Par Lhoucine BENLAIL vice-président de diplomaticnews.net
Alors que Sébastien Lecornu, Premier ministre français, paradait ce 16 juillet 2026 à Rabat pour célébrer un « rapprochement exceptionnel », signer des accords de sécurité et vanter une coopération « exceptionnellement positive » contre le terrorisme et le narcotrafic, une nouvelle bombe du consortium Forbidden Stories (avec Amnesty International) pulvérise la façade. Le Maroc a utilisé Pegasus massivement depuis 2017, pendant quatre ans, contre ses propres citoyens et contre des responsables français de haut niveau, dont Lecornu lui-même depuis juillet 2019.
Le témoignage dévastateur vient d’un lanceur d’alerte présenté sous le pseudonyme « Safir », ex-agent de la DGST pendant dix ans. Son récit, corroboré par des documents internes et des collègues, décrit avec une précision chirurgicale les méthodes de surveillance : filatures physiques, micros dans les appartements, infiltration de cafés internet, et Pegasus en ultime recours. Il compare l’outil à un « Netflix » payé par les Émirats arabes unis : Rabat profite de l’abonnement sans toujours payer directement.
Et si Safir n’était autre que Mehdi Hijaouy (ou Hajjaoui), l’ex-haut responsable du renseignement marocain (DGED, avec coordination DGST) en cavale depuis 2024 ? Ce profil colle parfaitement : ancien numéro 2 de la DGED, formé par le Mossad, proche de cercles royaux, détenteur de dossiers ultrasensibles sur Pegasus, et fuyant le Maroc avec des secrets « brûlants » après une rupture interne. Traqué par un mandat d’arrêt international pour des accusations classiques de fraude (destinées à discréditer les dissidents), Hijaouy se cache en Europe. Son témoignage sous pseudonyme protégerait une source menacée de mort.

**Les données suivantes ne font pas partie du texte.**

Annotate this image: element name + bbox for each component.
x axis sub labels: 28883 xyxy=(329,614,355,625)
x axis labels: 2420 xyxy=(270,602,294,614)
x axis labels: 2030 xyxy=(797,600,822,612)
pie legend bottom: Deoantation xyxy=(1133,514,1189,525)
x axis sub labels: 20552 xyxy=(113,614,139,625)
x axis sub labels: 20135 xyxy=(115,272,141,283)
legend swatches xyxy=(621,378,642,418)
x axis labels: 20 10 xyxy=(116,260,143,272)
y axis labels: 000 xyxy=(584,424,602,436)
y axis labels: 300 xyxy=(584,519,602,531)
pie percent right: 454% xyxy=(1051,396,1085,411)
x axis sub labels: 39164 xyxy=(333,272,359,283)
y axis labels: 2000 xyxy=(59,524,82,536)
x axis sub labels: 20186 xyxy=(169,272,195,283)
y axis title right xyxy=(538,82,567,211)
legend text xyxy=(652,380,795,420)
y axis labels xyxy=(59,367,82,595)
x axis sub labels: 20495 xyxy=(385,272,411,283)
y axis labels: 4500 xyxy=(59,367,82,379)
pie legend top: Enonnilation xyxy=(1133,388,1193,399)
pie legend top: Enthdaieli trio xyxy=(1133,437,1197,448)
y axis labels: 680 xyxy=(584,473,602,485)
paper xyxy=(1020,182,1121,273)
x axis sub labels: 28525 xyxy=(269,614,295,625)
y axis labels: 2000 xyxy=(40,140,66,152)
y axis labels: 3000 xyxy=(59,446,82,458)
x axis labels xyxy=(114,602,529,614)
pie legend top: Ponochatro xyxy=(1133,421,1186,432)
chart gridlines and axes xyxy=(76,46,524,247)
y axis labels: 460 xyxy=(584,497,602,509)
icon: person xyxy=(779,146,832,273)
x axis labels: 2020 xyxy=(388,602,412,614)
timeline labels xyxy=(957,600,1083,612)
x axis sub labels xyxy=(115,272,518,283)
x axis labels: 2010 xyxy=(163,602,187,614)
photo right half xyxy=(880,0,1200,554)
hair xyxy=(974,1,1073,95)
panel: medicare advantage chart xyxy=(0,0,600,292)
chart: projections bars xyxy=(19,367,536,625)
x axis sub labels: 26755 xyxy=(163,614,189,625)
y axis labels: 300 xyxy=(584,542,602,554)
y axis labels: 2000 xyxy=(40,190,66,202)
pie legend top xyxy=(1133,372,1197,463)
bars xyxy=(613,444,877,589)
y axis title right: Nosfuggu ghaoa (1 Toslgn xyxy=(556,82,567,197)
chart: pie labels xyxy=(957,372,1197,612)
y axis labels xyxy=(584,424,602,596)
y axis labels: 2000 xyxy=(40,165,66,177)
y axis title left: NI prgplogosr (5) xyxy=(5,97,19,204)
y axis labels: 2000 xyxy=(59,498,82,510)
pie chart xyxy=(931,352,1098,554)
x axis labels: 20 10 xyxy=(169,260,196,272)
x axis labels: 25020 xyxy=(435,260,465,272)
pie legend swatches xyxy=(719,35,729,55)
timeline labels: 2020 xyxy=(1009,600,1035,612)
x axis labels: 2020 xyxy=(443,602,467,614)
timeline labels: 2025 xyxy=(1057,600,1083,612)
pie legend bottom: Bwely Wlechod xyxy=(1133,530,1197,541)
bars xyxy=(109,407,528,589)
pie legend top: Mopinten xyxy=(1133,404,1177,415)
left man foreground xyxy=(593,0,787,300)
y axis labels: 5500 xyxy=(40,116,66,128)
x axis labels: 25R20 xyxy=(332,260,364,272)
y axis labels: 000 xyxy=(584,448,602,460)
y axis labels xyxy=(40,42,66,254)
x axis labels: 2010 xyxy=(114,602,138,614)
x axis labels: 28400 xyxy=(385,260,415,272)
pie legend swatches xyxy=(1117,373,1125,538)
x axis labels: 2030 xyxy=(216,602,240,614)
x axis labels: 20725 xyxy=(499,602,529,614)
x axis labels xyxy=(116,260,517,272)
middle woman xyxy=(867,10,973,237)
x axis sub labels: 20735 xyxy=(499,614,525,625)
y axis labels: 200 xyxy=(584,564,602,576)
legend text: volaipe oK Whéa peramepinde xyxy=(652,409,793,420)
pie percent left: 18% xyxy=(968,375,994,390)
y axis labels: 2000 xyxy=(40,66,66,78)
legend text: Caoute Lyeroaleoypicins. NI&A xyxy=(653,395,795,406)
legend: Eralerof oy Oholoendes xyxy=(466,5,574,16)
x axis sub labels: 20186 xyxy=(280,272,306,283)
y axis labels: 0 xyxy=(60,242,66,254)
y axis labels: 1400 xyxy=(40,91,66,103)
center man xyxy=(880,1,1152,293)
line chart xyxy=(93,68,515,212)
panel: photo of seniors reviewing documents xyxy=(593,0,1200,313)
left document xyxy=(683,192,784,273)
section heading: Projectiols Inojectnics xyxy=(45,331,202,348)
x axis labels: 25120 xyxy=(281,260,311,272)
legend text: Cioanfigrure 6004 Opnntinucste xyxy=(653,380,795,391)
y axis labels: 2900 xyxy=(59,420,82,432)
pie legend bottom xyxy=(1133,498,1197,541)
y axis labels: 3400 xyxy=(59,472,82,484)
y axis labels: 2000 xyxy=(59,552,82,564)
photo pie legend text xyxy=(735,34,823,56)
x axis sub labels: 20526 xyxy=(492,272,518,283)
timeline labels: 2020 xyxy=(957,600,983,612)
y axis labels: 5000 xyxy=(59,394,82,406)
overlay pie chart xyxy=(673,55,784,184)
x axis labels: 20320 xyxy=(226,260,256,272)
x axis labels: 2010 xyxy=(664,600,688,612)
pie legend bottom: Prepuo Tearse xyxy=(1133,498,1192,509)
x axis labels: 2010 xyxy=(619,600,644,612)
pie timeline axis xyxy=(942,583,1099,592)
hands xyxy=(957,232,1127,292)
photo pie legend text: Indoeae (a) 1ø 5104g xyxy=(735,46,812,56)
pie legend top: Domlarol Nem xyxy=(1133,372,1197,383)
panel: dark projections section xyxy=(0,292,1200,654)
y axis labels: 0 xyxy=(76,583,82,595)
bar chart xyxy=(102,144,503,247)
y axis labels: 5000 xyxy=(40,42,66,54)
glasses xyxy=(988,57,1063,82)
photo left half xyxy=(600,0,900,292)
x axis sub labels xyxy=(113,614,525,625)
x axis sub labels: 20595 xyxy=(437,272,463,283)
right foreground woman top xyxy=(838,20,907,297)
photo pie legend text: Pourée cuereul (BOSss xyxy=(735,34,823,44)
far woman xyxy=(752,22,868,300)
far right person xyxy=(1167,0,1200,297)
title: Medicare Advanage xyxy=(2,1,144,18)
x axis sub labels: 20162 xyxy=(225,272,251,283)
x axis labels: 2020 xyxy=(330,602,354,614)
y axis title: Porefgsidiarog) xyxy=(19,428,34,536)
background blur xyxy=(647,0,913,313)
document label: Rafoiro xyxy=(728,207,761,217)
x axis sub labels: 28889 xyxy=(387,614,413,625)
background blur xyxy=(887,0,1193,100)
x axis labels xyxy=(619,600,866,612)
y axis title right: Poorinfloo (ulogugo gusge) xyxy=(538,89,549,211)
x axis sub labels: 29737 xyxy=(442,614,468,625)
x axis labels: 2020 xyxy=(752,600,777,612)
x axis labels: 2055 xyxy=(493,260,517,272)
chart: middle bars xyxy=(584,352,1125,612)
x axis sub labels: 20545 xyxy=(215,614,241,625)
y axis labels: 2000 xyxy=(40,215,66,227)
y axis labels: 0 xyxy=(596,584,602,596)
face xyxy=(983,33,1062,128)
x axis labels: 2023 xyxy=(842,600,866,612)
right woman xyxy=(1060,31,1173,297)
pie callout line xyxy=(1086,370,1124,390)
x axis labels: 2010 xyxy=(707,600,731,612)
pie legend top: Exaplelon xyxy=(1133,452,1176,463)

Une Trahison d’État aux Conséquences Catastrophiques
Pegasus, le cheval de Troie israélien de NSO Group, s’installe sans clic, vide le téléphone, active micro et caméra. Utilisé officiellement contre terroristes et trafiquants, il a servi à espionner journalistes (Mediapart, Omar Radi), opposants, Sahraouis, Algériens (pendant le Hirak), Espagnols, et surtout des Français : Macron (numéro sélectionné en 2019), Charles Michel, Florence Parly, Jean-Michel Blanquer, Sébastien Lecornu et d’autres ministres. Des traces d’infection ont été confirmées techniquement.
Le cynisme est total : pendant que la France envisageait d’acheter Pegasus fin 2020 (projet veto par Macron pour souveraineté et réputation), le Maroc l’utilisait déjà contre elle. Rabat nie tout en bloc depuis 2021, parle de « campagne haineuse », mais les preuves s’accumulent : analyses Amnesty, documents internes, témoignages. Un régime qui espionne même son propre entourage royal ? Voilà notre « partenaire stratégique ».
Questions qui Brûlent et Exigent des Réponses Immédiates
- Si Safir = Hijaouy, combien d’autres dossiers explosifs détient-il encore sur l’espionnage d’État marocain contre la France et l’Europe ?
- Quelles données sensibles ont été exfiltrées des téléphones français ? Positions sur l’Algérie, le Sahara, contrats, négociations migratoires ?
- Pourquoi Paris continue-t-il à signer des accords avec Rabat comme si de rien n’était, au moment même où un ex-espion balance les preuves ?
- Quand l’Europe et la France sanctionneront-elles vraiment NSO, les intermédiaires émiratis et les clients abusifs ?
- Protégera-t-on enfin les lanceurs d’alerte comme Safir/Hijaouy, ou les livrera-t-on sur l’autel de la realpolitik ?
Ce n’est plus un scandale de surveillance : c’est une atteinte directe à la souveraineté française, à la démocratie et à la sécurité nationale. Un ancien pilier du système répressif marocain fait trembler le Makhzen de l’intérieur. Les fuites ne font que commencer.
Assez des communiqués lénifiants et des poignées de main hypocrites. La France doit exiger la transparence totale, ouvrir une enquête judiciaire sans entrave, protéger les témoins et construire une vraie cybersouveraineté. Sinon, demain, nos dirigeants resteront des cibles faciles pendant que l’on vantera la « coopération exemplaire » avec un régime qui nous poignarde dans le dos.
Le peuple français mérite mieux que cette omerta. Pegasus n’est pas un incident : c’est le symptôme pourri d’un système d’espionnage d’État exporté, financé et toléré. L’heure du réveil a sonné. Avant qu’il ne soit trop tard.